Latanoprost, travoprost, and bimatoprost are prodrugs of potent agonists of the FP prostaglandin receptor, whereas it is controversial whether unoprostone activates the FP receptor (Bhattacherjee et al., 2001; Griffin et al., 1997). Unoprostone is less efficacious than the other prostanoids; its mean IOP reduction was consistently less than that of latanoprost. Latanoprost, travoprost, and unoprostone lower IOP mainly by enhancing the uveoscleral outflow without significantly affecting trabecular outflow or aqueous production. In contrast, bimatoprost was reported to mildly accelerate both the trabecular outflow and aqueous production in addition to enhancing uveoscleral outflow.

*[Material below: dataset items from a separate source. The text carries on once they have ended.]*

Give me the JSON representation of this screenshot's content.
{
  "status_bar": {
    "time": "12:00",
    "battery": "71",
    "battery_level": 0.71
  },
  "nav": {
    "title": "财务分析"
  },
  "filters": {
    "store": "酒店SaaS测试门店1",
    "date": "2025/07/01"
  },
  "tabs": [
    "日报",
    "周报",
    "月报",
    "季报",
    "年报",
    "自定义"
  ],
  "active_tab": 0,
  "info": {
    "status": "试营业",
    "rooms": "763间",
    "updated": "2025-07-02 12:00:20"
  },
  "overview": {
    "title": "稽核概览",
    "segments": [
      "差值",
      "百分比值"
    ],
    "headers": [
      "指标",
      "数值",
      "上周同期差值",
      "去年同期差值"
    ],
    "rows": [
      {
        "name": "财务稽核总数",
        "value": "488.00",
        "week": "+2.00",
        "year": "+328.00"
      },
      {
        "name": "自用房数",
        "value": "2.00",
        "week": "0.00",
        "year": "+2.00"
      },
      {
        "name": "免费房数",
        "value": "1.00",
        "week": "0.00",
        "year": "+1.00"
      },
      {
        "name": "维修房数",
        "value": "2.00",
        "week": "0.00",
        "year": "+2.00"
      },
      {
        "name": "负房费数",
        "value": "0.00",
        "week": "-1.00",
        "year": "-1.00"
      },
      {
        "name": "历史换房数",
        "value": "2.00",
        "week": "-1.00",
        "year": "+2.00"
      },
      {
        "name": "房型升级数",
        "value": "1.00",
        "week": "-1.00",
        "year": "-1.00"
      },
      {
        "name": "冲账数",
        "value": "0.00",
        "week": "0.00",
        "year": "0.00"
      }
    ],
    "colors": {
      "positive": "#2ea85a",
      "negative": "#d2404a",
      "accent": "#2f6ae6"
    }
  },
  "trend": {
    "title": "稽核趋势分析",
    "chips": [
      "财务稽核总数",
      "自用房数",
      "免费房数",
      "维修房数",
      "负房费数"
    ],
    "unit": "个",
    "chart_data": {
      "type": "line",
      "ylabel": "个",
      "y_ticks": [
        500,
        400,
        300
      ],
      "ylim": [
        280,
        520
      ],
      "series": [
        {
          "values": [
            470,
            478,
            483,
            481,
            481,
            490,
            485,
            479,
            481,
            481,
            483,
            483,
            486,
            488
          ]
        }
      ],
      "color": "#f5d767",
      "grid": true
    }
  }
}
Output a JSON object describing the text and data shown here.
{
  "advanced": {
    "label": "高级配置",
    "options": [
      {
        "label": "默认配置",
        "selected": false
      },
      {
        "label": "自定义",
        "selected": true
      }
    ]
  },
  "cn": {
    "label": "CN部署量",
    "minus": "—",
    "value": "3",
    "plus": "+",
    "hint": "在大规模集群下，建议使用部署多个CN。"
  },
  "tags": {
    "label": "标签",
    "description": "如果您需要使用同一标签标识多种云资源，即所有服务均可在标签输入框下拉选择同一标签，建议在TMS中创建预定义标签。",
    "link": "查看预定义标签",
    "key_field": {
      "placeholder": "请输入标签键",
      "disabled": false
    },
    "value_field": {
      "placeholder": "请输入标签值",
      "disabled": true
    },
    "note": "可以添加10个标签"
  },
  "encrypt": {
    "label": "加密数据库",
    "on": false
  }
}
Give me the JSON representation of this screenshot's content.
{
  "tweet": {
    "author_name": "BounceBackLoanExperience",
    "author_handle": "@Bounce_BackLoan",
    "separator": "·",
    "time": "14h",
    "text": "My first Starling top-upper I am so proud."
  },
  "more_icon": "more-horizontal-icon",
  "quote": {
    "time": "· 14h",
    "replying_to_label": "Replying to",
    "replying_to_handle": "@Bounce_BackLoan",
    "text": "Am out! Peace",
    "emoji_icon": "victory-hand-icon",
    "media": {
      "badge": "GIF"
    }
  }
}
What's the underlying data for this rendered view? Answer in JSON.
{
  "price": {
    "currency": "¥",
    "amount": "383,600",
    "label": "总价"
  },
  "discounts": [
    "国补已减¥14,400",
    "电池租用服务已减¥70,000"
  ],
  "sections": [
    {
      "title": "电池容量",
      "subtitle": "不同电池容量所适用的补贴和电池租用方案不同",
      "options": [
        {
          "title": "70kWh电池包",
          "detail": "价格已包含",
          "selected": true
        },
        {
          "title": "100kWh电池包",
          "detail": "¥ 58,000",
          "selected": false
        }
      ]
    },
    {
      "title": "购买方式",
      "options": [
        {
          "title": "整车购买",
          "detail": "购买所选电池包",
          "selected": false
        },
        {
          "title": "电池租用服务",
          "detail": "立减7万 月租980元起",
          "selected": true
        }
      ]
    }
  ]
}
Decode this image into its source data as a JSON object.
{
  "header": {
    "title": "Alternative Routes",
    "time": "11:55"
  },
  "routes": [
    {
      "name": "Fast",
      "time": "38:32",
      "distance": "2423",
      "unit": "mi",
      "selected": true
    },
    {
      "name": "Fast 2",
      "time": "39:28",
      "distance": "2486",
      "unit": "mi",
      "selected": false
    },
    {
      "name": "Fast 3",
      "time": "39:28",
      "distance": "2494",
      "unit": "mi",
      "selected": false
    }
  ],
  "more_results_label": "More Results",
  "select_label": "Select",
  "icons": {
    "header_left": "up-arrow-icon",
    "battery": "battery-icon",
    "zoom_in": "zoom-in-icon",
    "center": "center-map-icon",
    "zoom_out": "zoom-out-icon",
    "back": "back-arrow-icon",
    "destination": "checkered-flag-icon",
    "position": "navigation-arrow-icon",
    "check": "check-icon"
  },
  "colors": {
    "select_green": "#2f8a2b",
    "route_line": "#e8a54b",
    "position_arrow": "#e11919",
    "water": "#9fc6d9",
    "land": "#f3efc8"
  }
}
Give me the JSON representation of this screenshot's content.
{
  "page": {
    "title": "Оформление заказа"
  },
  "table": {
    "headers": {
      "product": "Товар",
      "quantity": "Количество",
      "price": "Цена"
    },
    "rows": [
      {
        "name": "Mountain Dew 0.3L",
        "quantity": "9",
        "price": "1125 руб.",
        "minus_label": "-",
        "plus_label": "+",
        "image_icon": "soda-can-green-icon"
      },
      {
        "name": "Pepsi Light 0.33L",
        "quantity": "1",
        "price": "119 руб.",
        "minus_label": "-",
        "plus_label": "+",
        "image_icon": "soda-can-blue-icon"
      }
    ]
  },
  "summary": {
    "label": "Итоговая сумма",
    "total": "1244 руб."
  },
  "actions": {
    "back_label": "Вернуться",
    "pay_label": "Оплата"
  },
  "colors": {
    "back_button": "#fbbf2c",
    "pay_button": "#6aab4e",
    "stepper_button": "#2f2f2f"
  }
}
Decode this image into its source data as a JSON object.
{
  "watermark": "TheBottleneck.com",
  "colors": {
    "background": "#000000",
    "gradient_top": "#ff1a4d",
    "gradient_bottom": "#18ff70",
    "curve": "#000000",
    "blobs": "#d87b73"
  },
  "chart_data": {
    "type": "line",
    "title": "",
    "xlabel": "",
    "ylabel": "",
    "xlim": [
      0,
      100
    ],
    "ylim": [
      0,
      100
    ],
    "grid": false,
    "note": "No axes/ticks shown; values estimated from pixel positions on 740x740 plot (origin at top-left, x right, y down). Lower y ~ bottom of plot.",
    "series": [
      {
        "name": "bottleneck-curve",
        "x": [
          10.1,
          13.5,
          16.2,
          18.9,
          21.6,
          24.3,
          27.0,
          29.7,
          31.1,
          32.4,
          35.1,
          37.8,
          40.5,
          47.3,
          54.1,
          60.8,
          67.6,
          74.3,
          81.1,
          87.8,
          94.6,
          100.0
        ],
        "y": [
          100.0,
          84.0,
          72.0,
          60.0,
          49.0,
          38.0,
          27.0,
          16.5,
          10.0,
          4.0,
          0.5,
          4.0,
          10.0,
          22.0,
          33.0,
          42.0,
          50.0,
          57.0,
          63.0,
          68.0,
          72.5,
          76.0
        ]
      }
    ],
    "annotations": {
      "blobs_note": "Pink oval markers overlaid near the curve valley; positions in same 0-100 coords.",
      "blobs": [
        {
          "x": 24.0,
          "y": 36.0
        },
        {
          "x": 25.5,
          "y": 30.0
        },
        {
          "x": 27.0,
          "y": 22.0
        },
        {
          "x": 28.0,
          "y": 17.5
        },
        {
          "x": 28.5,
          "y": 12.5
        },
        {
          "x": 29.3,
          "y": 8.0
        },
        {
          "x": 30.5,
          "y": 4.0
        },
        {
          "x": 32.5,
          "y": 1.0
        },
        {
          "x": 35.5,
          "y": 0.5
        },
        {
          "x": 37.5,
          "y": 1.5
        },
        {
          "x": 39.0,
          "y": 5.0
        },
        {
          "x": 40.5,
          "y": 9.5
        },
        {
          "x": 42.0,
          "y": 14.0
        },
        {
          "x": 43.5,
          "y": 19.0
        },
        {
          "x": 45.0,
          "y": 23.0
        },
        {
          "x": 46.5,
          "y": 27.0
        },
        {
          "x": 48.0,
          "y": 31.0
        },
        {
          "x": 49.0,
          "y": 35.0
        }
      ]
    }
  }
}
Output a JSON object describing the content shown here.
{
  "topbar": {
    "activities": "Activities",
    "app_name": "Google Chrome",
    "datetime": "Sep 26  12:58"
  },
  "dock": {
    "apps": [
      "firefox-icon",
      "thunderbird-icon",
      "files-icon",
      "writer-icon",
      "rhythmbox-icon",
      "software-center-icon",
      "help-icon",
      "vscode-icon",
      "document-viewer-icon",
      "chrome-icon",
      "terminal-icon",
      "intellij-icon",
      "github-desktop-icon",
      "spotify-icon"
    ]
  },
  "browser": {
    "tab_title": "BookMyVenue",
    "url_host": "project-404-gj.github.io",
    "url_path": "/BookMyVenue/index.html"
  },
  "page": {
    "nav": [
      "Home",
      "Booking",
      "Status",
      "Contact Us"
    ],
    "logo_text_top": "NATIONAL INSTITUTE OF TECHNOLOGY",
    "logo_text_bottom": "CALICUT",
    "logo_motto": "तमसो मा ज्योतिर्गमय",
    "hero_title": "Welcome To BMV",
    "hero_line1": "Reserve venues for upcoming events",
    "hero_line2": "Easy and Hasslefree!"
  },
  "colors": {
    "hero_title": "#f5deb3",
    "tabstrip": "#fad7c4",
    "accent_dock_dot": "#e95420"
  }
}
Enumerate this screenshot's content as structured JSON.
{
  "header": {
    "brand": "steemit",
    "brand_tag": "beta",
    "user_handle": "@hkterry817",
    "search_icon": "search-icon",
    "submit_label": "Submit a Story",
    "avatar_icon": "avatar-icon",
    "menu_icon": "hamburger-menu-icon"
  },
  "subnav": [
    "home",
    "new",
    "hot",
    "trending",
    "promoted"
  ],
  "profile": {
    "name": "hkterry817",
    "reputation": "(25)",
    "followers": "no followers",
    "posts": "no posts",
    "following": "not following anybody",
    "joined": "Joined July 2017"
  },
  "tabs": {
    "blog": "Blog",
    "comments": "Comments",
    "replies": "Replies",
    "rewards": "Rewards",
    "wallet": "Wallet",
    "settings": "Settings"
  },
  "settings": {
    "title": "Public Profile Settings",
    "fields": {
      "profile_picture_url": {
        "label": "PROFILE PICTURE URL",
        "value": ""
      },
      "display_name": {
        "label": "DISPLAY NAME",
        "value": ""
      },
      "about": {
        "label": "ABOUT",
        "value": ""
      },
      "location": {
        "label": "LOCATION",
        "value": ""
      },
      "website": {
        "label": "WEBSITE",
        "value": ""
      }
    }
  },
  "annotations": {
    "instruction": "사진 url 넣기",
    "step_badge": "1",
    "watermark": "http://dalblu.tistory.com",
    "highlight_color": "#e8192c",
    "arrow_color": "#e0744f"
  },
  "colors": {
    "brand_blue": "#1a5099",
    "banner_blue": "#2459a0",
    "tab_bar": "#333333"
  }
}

FP receptor agonists stimulate the expression of matrix metalloproteinases (MMPs) in human and monkey ciliary muscle cells. Matrix metalloproteinases hydrolyze excessive ECM, which should open up extracellular spaces and decrease fluid resistance flowing through these spaces. In addition, FP agonists have also been shown to induce relaxation of the TM and ciliary muscle (Thieme et al., 2006), which reduces tension and changes topography of the outflow

pathways. The combined actions of MMP activation and tissue relaxation can provide an explanation of the observation that in the ciliary muscle of monkeys treated with prostanoids for a year, there was a significant increase in optically empty spaces between muscle bundles compared with untreated and vehicle-treated control animals (Richter et al., 2003). These morphological changes presumably contribute to the improvement of uveoscleral outflow.

V. β-BLOCKERS

The β-adrenergic antagonists are some of the most commonly used therapeutic agents in the treatment of glaucoma. Examples of this class include betaxolol, carteolol, levobunolol, metipranolol, and timolol. After topical ocular administration, they are effective in lowering IOP, but usually less efficacious than prostanoids. They are used for both primary open angle glaucoma and angle closure glaucoma.

β-Blockers are competitive antagonists of the β-adrenergic receptors. They inhibit the activation of these receptors in the ciliary processes by blocking the binding of endogenous adrenergic neurotransmitters, i.e. norepinephrine and epinephrine. It is interesting to note that because the endogenous adrenergic activity is minimal during sleep, the IOP-lowering effect of β-blockers is prominent only during waking hours. The β-adrenergic receptors are coupled to adenylyl cyclase via a stimulatory G-protein. Hence, blockade of the receptor activation leads to a decrease in cyclic AMP levels in the ciliary epithelial cells and consequently suppression of aqueous humor production. The precise cellular mechanism(s) involved in the regulation of aqueous production by cyclic AMP is still elusive. Nonetheless, β-blockers were shown to inhibit the Na-K- ATPase and Na-K-Cl cotransport in the ciliary epithelium, reduce the blood–aqueous flux of ascorbate, as well as inhibit plasma flow to the ciliary processes.

VI. α2-AGONISTS

α2-Adrenergic agonists, such as apraclonidine and brimonidine, are another important class of compounds for glaucoma therapy. These compounds are effective IOPlowering agents for both open and closed angle glaucomas. They have rapid onset and generally reach their maximal ocular hypotensive effect in 2 to 3 hours after topical ocular administration.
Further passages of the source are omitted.